Deux jours après les incidents et les intrusions dans des bâtiments officiels à Paris, Rennes ou encore Perpignan, le Premier ministre Edouard Philippe a annoncé lundi soir une mobilisation "considérable" des forces de sécurité samedi prochain et une nouvelle loi "anti-casseurs".
Cette loi, qui pourrait être discutée à l'Assemblée nationale "dès début février", prévoit entre autres un fichier des "casseurs" à l'image à celui mis en place contre les hooligans, fera du port d'une cagoule un délit et prévoit d'engager la responsabilité civile des casseurs.
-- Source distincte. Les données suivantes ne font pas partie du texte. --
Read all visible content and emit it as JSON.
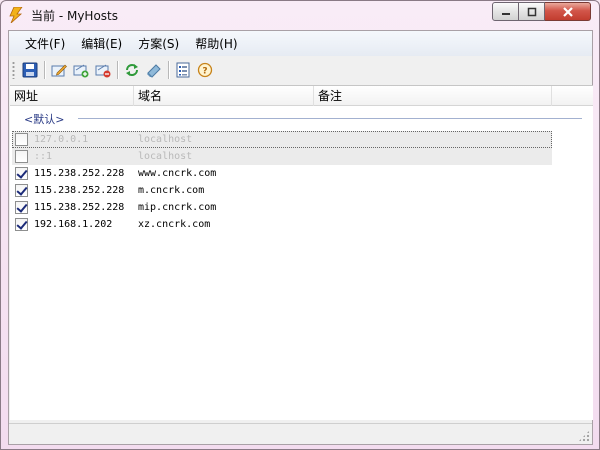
{
  "window": {
    "title": "当前 - MyHosts"
  },
  "menu": [
    {
      "label": "文件(F)"
    },
    {
      "label": "编辑(E)"
    },
    {
      "label": "方案(S)"
    },
    {
      "label": "帮助(H)"
    }
  ],
  "toolbar": {
    "icons": [
      "save-icon",
      "edit-icon",
      "add-entry-icon",
      "remove-entry-icon",
      "refresh-icon",
      "flush-icon",
      "properties-icon",
      "help-icon"
    ]
  },
  "columns": {
    "address": "网址",
    "domain": "域名",
    "note": "备注"
  },
  "group": {
    "label": "<默认>"
  },
  "rows": [
    {
      "checked": false,
      "enabled": false,
      "address": "127.0.0.1",
      "domain": "localhost"
    },
    {
      "checked": false,
      "enabled": false,
      "address": "::1",
      "domain": "localhost"
    },
    {
      "checked": true,
      "enabled": true,
      "address": "115.238.252.228",
      "domain": "www.cncrk.com"
    },
    {
      "checked": true,
      "enabled": true,
      "address": "115.238.252.228",
      "domain": "m.cncrk.com"
    },
    {
      "checked": true,
      "enabled": true,
      "address": "115.238.252.228",
      "domain": "mip.cncrk.com"
    },
    {
      "checked": true,
      "enabled": true,
      "address": "192.168.1.202",
      "domain": "xz.cncrk.com"
    }
  ],
  "colors": {
    "title_gradient_top": "#f9ecf7",
    "group_label": "#2a3b86",
    "checkmark": "#1c2b79"
  }
}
"Si le Premier ministre a eu un discours de fermeté à l’encontre des casseurs et s’il retient une partie de (nos) revendications, aucune proposition quant à une loi d’orientation sur la sécurité intérieure n’a été évoquée", déplore le syndicat Alliance dans un communiqué publié mardi sur Facebook (NASDAQ:FB).
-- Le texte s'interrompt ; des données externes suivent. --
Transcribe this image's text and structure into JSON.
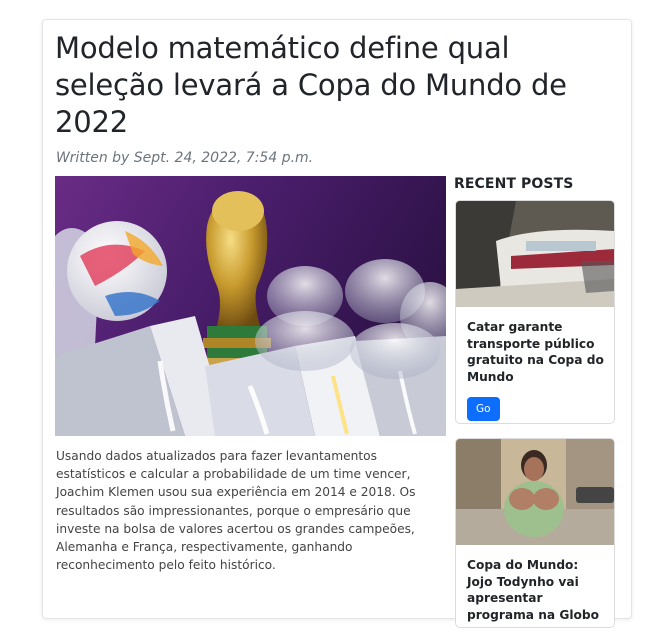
{
  "article": {
    "title": "Modelo matemático define qual seleção levará a Copa do Mundo de 2022",
    "meta": "Written by Sept. 24, 2022, 7:54 p.m.",
    "body": "Usando dados atualizados para fazer levantamentos estatísticos e calcular a probabilidade de um time vencer, Joachim Klemen usou sua experiência em 2014 e 2018. Os resultados são impressionantes, porque o empresário que investe na bolsa de valores acertou os grandes campeões, Alemanha e França, respectivamente, ganhando reconhecimento pelo feito histórico."
  },
  "sidebar": {
    "heading": "RECENT POSTS",
    "posts": [
      {
        "title": "Catar garante transporte público gratuito na Copa do Mundo",
        "button": "Go"
      },
      {
        "title": "Copa do Mundo: Jojo Todynho vai apresentar programa na Globo"
      }
    ]
  },
  "colors": {
    "text": "#212529",
    "muted": "#6c757d",
    "button": "#0d6efd"
  }
}
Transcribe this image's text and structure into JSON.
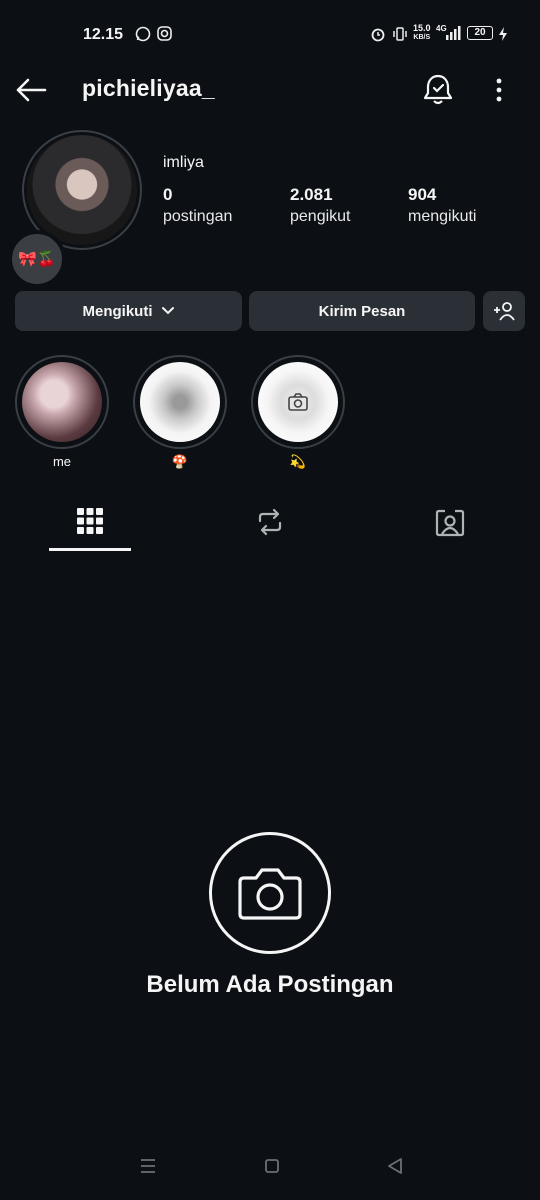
{
  "status_bar": {
    "time": "12.15",
    "net_speed_value": "15.0",
    "net_speed_unit": "KB/S",
    "network_type": "4G",
    "battery": "20",
    "icons": [
      "whatsapp-icon",
      "instagram-icon",
      "alarm-icon",
      "vibrate-icon",
      "signal-icon",
      "charging-icon"
    ]
  },
  "header": {
    "username": "pichieliyaa_",
    "icons": [
      "back-arrow-icon",
      "notification-bell-icon",
      "more-options-icon"
    ]
  },
  "profile": {
    "name": "imliya",
    "note_emoji": "🎀🍒",
    "stats": [
      {
        "value": "0",
        "label": "postingan"
      },
      {
        "value": "2.081",
        "label": "pengikut"
      },
      {
        "value": "904",
        "label": "mengikuti"
      }
    ]
  },
  "actions": {
    "following_label": "Mengikuti",
    "message_label": "Kirim Pesan",
    "add_person_icon": "add-person-icon"
  },
  "highlights": [
    {
      "label": "me"
    },
    {
      "label": "🍄"
    },
    {
      "label": "💫"
    }
  ],
  "tabs": {
    "items": [
      "grid-icon",
      "reels-repost-icon",
      "tagged-icon"
    ],
    "active": "grid-icon"
  },
  "empty_state": {
    "icon": "camera-icon",
    "text": "Belum Ada Postingan"
  },
  "colors": {
    "background": "#0c1014",
    "button": "#2b3036",
    "text": "#f5f5f5"
  }
}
"Même si le gouvernement 'ne laissera pas les casseurs avoir le dernier mot', rien dans les dispositions pénales ne semble pouvoir enrayer le sentiment d’impunité", estime le syndicat de police classé à droite.
Pour Jean-Marc Bailleul, secrétaire général de la SCSI (Syndicat des Cadres de la Sécurité Intérieure), "tout ce qui va renforcer la dissuasion pour les casseurs va dans le bon sens, après c'est la mise en application qui pose question."
"On le demande depuis longtemps, mais la mise en application peut paraître problématique si vous avez 200 ou 300 personnes cagoulées", a-t-il relevé sur franceinfo. "Cela va être compliqué d'interdire à des gens d'aller à une manifestation qui n'a pas été déclarée et n'a pas d'existence légale au départ."
"MARQUEURS IDENTIFIES"
"On aurait aimé que, comme en Allemagne, il puisse y avoir des marqueurs intégrés dans l'eau [lancée par les canons à eau] pour qu'on puisse identifier de façon formelle ceux qui sont les casseurs et les provocateurs", a-t-il poursuivi.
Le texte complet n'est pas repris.